Roche, Novartis, Merck Serono, la faîtière Interpharma: presque tous les acteurs de l'industrie pharmaceutique figurent dans des contrats passés en toute discrétion avec des universités suisses, révèle mercredi SRF, qui a pu obtenir le détail de ces contrats grâce à la loi sur la transparence (voir infographie en bas de l'article).
Les groupes privés sont prêts à payer cher leur influence sur les universités: les contrats passés au crible par l'émission Rundschau vont de 450'000 francs à 12,5 millions de francs.
Trois chaires financées par Merck à l'EPFL
Ce gros contrat à 12,5 millions a été passé en 2007 entre l'Ecole polytechnique fédérale de Lausanne (EPFL) et la firme pharmaceutique allemande Merck Serono, et il va particulièrement loin.
Nous respectons, valorisons et protégeons explicitement l'indépendance de la recherche et de l'enseignement.
Le groupe finance trois chaires, dans les domaines de la neuroscience, de la délivrance de médicaments et de l'oncologie. Deux de ces chaires sont encore actives. Et cet accord lui donne des droits pouvant menacer l'indépendance de la recherche universitaire, note SRF.
Merck peut demander des modifications
Selon le contrat, les chercheurs doivent en effet présenter les résultats de leurs recherches tous les trois mois à la firme. Si des résultats ne lui conviennent pas, Merck Serono a la possibilité de réclamer que des "modifications acceptables" soient apportées à la publication.
Mais le porte-parole de Merck Gangolf Schrimpf l'a assuré à Rundschau: "Nous respectons, valorisons et protégeons explicitement l'indépendance de la recherche et de l'enseignement". L'entreprise n'interviendrait qu'à la marge, sur les aspects "scientifiques" des publications.
Ces contrats (...) interfèrent massivement avec l'indépendance des universités suisses.
Le professeur de droit constitutionnel bernois Markus Müller, lui, s'indigne de cette pratique. "Ces contrats avec des entreprises pharmaceutiques interfèrent massivement avec l'indépendance des universités suisses", estime-t-il.
Et de rappeler que l'indépendance de l'enseignement et de la recherche dans les universités suisses est garantie par la Constitution fédérale.
Certaines clauses ambiguës, reconnaît l'EPFL
De l'aveu même du directeur de la communication de l'EPFL Jérôme Grosse, contacté par la RTS, certaines clauses sont ambiguës. Aujourd'hui jamais l'EPFL ne rédigerait un contrat de cette manière, dit-il, tout en précisant qu'à ce jour Merck Serono n'a jamais usé de ces pouvoirs.
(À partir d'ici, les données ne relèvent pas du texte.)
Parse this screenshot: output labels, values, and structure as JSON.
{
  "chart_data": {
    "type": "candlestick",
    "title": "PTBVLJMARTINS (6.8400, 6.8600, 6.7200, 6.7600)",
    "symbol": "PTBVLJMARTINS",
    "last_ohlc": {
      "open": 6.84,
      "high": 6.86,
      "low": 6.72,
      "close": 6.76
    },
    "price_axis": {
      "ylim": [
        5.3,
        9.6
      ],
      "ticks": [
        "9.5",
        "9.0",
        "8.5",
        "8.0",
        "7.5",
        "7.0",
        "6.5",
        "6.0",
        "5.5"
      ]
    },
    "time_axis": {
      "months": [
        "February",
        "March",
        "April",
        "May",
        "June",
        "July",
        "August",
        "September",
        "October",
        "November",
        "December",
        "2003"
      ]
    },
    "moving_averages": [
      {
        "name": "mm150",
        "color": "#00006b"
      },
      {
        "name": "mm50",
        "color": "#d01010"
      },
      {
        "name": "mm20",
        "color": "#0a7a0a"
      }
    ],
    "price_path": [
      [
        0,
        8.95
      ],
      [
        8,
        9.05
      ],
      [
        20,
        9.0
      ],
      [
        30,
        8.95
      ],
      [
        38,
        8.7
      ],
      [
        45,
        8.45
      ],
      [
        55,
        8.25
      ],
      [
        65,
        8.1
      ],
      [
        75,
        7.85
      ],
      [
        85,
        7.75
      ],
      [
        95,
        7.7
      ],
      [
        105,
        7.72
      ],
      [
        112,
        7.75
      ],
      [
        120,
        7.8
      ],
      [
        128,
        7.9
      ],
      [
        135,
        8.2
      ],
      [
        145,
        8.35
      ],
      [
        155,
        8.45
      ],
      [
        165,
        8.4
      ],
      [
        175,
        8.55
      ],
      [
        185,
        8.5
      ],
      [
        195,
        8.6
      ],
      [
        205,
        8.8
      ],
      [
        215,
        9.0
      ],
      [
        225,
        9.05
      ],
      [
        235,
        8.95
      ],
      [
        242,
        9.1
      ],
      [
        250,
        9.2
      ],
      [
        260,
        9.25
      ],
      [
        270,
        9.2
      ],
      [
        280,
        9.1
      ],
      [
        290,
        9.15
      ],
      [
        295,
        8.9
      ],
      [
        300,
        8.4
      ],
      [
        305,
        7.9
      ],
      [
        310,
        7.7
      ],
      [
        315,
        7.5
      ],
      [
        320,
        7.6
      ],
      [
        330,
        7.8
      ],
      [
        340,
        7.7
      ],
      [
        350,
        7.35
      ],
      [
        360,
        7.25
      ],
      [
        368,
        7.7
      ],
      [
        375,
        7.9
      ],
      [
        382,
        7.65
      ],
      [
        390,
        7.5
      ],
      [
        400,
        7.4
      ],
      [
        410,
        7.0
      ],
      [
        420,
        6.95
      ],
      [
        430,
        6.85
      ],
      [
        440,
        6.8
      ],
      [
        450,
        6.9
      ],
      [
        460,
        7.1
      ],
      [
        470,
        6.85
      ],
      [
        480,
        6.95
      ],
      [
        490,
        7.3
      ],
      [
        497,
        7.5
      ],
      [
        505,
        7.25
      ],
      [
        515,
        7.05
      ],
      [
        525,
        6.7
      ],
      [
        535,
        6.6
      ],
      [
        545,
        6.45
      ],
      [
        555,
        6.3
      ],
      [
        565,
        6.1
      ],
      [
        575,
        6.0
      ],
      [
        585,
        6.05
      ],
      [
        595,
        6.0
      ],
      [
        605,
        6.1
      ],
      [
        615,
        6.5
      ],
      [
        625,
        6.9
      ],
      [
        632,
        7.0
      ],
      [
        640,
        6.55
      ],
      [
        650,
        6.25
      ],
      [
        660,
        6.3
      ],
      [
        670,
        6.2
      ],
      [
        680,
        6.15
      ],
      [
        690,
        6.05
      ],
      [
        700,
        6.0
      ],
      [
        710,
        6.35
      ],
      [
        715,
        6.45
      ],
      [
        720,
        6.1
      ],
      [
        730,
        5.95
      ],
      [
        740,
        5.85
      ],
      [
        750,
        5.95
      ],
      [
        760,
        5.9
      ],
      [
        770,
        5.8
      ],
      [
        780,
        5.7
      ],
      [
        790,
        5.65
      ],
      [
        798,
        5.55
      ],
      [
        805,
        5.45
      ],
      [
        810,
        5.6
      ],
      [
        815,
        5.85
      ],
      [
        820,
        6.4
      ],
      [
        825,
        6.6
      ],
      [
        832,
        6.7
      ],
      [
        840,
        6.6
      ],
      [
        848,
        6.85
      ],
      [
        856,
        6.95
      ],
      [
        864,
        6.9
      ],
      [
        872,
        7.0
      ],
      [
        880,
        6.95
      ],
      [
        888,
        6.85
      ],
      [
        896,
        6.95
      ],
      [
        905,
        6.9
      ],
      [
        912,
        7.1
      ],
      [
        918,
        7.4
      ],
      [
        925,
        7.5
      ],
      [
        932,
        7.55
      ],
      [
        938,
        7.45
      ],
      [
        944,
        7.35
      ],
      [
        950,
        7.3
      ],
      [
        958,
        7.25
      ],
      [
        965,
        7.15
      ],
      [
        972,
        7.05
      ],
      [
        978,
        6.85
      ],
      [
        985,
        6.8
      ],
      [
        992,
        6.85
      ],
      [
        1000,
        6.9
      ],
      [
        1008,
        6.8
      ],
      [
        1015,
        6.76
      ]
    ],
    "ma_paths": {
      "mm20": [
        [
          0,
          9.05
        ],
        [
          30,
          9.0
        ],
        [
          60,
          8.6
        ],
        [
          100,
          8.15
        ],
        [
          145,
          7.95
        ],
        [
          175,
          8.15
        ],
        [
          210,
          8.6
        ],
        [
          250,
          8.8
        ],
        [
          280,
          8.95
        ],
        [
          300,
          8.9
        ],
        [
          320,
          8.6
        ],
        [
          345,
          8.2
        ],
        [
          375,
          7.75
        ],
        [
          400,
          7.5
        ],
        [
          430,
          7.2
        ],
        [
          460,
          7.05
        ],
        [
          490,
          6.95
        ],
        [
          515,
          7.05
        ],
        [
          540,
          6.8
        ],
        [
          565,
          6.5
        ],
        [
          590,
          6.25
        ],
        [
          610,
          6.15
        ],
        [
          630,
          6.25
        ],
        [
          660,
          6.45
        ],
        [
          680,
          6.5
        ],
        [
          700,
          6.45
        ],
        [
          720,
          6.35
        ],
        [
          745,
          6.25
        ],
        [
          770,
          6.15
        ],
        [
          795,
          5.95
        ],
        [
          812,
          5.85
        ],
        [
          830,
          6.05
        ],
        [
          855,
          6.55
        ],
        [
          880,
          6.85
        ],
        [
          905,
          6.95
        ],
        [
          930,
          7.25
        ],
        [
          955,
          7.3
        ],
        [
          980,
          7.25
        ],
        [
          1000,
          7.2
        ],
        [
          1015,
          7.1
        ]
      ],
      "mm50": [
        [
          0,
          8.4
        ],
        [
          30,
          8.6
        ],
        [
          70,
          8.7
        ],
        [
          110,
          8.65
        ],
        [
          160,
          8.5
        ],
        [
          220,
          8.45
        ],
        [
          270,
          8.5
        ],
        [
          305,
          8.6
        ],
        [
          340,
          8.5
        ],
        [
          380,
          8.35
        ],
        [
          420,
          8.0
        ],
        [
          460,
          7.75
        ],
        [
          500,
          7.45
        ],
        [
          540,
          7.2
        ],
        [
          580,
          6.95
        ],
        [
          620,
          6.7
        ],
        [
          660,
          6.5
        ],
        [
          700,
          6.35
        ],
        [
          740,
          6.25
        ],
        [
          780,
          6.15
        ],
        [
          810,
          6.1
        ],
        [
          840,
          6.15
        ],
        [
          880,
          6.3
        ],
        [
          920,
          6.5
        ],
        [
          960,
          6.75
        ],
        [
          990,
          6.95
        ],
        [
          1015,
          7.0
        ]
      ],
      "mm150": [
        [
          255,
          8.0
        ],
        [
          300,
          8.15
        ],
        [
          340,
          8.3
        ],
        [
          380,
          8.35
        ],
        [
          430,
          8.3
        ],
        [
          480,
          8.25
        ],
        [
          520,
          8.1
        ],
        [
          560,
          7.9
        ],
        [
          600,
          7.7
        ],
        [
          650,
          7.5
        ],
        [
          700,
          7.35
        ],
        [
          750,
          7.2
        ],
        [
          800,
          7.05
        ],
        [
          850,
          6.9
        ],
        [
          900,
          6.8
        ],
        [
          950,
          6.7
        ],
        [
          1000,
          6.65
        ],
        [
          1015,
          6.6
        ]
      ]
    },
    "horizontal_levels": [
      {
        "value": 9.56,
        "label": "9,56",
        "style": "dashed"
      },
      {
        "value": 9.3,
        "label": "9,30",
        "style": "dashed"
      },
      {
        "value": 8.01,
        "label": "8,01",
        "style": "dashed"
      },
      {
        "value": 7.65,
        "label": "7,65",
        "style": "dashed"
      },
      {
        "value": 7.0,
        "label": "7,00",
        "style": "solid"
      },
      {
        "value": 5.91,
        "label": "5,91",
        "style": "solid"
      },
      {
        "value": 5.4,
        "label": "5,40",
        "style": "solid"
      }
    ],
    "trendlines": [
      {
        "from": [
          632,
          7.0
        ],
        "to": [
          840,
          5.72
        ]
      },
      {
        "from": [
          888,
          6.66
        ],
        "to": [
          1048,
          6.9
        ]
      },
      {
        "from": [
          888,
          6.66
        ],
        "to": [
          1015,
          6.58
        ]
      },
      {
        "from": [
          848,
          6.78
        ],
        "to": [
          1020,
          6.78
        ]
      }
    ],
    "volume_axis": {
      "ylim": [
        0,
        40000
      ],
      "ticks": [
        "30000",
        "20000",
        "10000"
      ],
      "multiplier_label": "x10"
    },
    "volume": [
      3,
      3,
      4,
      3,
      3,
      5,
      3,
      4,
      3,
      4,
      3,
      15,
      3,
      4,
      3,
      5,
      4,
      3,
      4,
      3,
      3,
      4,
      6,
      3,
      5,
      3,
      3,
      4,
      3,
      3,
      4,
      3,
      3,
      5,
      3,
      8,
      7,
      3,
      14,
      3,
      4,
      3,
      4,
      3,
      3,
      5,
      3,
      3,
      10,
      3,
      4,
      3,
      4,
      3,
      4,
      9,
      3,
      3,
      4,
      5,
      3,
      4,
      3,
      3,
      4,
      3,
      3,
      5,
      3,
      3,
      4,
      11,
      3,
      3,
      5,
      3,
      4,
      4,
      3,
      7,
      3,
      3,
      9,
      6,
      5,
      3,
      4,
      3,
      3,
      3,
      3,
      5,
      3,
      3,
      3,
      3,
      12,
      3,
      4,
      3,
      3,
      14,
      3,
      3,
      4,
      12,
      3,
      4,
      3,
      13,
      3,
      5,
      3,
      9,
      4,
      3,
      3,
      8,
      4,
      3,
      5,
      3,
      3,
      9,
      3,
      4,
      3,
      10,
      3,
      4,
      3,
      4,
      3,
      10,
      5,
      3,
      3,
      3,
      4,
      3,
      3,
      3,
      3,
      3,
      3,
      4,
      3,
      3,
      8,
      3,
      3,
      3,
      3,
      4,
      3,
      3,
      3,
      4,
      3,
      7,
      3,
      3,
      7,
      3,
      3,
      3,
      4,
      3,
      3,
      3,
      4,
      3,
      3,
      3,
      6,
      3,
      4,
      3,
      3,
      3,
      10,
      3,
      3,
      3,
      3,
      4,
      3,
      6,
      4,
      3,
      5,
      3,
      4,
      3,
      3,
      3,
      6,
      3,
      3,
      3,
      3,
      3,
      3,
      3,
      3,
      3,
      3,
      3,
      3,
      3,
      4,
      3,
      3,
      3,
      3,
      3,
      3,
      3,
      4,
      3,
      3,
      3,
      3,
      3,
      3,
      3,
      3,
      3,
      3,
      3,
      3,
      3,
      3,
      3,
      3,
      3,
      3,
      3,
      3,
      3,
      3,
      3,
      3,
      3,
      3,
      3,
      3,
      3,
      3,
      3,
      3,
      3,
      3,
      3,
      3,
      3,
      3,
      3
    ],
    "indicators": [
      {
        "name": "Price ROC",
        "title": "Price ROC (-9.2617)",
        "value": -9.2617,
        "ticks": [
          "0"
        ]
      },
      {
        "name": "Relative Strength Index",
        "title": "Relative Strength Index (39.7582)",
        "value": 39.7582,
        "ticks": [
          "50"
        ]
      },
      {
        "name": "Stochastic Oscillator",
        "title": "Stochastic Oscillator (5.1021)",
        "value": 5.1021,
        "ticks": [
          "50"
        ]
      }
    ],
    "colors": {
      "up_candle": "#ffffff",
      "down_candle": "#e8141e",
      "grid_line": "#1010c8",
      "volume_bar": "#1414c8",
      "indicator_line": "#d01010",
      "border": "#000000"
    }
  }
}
Selon Jérôme Grosse, l'autonomie des chercheurs est implicite et ne peut de toute façon pas être remise en question.
Ce type de contrat avait déjà fait polémique en 2014, lorsque Nestlé avait obtenu un droit de regard sur la nomination de professeurs de l'EPFL, ou encore en 2011 lorsque l'Université de Zurich avait touché 100 millions de francs de la part d'UBS.